Posted Sep 20th 2008, by Peter Cohan
The Federal Deposit Insurance Company (FDIC) insures the deposits of 8,400 banks in the U.S.. But I wonder whether their costs to society outweigh their benefits. Maybe we should replace banks with a system that protects our deposits and keeps them out of the hands of bankers.
Banks made sense when people needed to protect their checks and currency from thieves. By depositing them in banks, people got physical protection of their money. But they paid a hefty price. That's because the banks took most of the cash -- keeping a sliver on hand -- and used the rest to make money for themselves by lending it out to other people. In exchange, the depositors got a small interest payment -- but one that was far lower than the profit that banks made on the loan.

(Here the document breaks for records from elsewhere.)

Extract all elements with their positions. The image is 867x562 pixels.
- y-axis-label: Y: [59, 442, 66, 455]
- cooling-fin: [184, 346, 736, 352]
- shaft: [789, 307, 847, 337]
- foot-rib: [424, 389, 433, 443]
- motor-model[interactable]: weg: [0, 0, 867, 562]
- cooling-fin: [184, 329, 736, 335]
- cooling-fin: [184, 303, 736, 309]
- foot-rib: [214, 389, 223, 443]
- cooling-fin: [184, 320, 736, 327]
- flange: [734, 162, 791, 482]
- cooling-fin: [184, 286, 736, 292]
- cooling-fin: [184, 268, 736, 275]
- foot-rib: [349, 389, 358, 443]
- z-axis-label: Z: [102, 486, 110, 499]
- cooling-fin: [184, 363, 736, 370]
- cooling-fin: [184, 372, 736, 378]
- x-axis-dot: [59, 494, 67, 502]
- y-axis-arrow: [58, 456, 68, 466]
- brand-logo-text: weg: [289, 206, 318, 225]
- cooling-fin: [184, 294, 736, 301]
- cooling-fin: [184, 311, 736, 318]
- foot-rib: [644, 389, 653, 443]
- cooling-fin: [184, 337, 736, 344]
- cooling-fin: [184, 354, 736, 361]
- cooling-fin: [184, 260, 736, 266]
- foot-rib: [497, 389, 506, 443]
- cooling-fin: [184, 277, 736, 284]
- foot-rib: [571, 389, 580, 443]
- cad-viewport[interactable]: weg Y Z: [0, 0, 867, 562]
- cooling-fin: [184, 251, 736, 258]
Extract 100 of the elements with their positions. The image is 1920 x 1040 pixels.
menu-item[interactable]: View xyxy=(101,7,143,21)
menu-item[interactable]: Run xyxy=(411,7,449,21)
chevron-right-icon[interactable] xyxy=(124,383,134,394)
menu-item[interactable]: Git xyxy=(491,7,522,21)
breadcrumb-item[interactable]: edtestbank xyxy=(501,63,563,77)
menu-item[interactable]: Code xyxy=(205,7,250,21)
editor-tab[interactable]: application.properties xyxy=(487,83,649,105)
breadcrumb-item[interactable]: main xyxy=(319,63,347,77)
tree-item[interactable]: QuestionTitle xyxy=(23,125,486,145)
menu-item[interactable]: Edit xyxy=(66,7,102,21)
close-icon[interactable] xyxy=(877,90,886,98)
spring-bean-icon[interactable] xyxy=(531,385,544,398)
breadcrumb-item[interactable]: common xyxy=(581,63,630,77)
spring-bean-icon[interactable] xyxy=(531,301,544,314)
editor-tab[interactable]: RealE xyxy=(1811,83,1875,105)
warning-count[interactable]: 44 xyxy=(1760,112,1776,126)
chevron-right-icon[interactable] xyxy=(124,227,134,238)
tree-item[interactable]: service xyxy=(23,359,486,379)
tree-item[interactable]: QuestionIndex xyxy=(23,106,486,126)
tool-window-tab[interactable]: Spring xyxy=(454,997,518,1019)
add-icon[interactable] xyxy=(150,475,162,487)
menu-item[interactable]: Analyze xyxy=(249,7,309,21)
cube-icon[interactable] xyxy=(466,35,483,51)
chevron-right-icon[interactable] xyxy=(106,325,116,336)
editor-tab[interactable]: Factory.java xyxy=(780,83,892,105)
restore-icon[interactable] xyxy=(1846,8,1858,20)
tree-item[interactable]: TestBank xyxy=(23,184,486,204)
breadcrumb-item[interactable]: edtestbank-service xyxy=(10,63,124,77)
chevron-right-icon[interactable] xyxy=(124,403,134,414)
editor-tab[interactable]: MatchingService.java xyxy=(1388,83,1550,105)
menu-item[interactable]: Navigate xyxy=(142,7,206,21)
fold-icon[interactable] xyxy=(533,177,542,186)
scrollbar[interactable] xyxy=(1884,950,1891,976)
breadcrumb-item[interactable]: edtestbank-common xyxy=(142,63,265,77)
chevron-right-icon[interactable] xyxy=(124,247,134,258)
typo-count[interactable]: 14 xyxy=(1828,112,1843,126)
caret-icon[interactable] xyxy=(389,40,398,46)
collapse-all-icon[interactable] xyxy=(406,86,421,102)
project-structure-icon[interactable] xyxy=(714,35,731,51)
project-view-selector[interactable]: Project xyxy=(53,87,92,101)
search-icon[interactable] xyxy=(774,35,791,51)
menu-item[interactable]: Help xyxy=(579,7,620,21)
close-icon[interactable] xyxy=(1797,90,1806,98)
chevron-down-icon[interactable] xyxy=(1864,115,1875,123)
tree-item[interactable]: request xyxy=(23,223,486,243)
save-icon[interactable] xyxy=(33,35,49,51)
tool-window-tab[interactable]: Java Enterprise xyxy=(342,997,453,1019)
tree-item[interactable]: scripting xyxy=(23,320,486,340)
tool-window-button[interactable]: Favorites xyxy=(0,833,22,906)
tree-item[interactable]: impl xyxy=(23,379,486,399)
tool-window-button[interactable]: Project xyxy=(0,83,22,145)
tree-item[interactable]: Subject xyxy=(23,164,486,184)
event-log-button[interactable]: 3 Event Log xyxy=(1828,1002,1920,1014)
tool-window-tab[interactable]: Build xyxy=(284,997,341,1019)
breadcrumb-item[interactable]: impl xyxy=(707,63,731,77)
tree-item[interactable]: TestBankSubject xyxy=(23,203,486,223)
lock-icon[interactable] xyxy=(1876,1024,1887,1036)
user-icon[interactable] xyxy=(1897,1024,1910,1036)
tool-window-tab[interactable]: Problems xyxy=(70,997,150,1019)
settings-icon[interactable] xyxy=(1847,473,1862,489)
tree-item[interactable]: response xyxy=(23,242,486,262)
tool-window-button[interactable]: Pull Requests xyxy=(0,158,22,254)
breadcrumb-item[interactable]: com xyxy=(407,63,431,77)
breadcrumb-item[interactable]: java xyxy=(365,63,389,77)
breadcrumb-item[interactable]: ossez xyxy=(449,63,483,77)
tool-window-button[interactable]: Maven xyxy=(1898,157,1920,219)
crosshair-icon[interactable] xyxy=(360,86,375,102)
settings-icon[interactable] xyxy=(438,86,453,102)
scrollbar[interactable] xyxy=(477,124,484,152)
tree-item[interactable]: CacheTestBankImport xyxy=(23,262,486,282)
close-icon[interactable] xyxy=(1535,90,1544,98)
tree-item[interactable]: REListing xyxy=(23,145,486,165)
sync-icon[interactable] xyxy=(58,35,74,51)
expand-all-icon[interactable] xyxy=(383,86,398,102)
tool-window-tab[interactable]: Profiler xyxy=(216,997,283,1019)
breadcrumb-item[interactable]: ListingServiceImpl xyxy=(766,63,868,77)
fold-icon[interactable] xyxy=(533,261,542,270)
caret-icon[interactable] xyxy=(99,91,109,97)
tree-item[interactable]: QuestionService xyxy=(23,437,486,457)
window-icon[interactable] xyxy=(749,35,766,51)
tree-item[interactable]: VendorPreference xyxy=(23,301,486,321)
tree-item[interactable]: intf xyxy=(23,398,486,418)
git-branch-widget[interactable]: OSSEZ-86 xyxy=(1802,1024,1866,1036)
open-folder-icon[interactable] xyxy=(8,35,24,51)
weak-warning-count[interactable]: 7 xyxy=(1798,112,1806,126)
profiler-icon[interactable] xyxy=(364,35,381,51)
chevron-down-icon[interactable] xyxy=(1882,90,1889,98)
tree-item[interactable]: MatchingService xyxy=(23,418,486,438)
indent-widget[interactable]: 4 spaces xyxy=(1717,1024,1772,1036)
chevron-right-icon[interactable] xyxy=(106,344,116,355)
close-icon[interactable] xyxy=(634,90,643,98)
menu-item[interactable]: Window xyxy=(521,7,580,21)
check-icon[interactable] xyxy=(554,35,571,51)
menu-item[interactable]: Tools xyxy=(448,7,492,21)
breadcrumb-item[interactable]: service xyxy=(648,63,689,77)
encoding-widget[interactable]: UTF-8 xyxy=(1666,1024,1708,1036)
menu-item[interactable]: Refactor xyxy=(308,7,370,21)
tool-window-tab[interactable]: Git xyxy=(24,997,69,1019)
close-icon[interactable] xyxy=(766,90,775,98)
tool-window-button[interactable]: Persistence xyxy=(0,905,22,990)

But giving away profit to banks is not the only cost society incurs for letting them operate. We also pay for their mistakes. In less extreme credit contractions, we pay through declining value in our retirement accounts to the extent that bank shares lose altitude as their credit losses mount. And now, thanks to the current financial crisis, we pay by using what could amount to $2 trillion to keep the financial system afloat. And that's all because we allow banks to operate recklessly -- keeping the profits they earn in good times for their employees and shareholders and, when they collapse, outsourcing their losses to taxpayers.
What if, instead of using banks to safeguard our deposits, we let each person keep their money in electronic form? Companies might spring up to keep track of the inflows and outflows from each person's account -- these companies might merge the functions that banks currently perform in keeping track of accounts with that of credit agencies who rate the credit of people and companies.
People would use a smart card or their cell phones to spend money and companies and individuals could electronically deposit funds to the database. A government agency could monitor these companies to assure the accuracy and timeliness of their work. People could then make their own decisions about how to invest their money rather than letting bankers decide who to lend it to.
If banks wanted to continue to operate, they could get their money from other sources -- such as the bond market, the stock market, or institutional investors. But if they failed, they would not threaten the deposits of consumers and businesses as they do now. Ultimately surviving banks would be the ones that made money for their institutional investors.
But their operations would be less central to the functioning of the global economy because they would not be using consumer deposits to fund their risky bets. And thus we would not be at their mercy for our survival as we are now.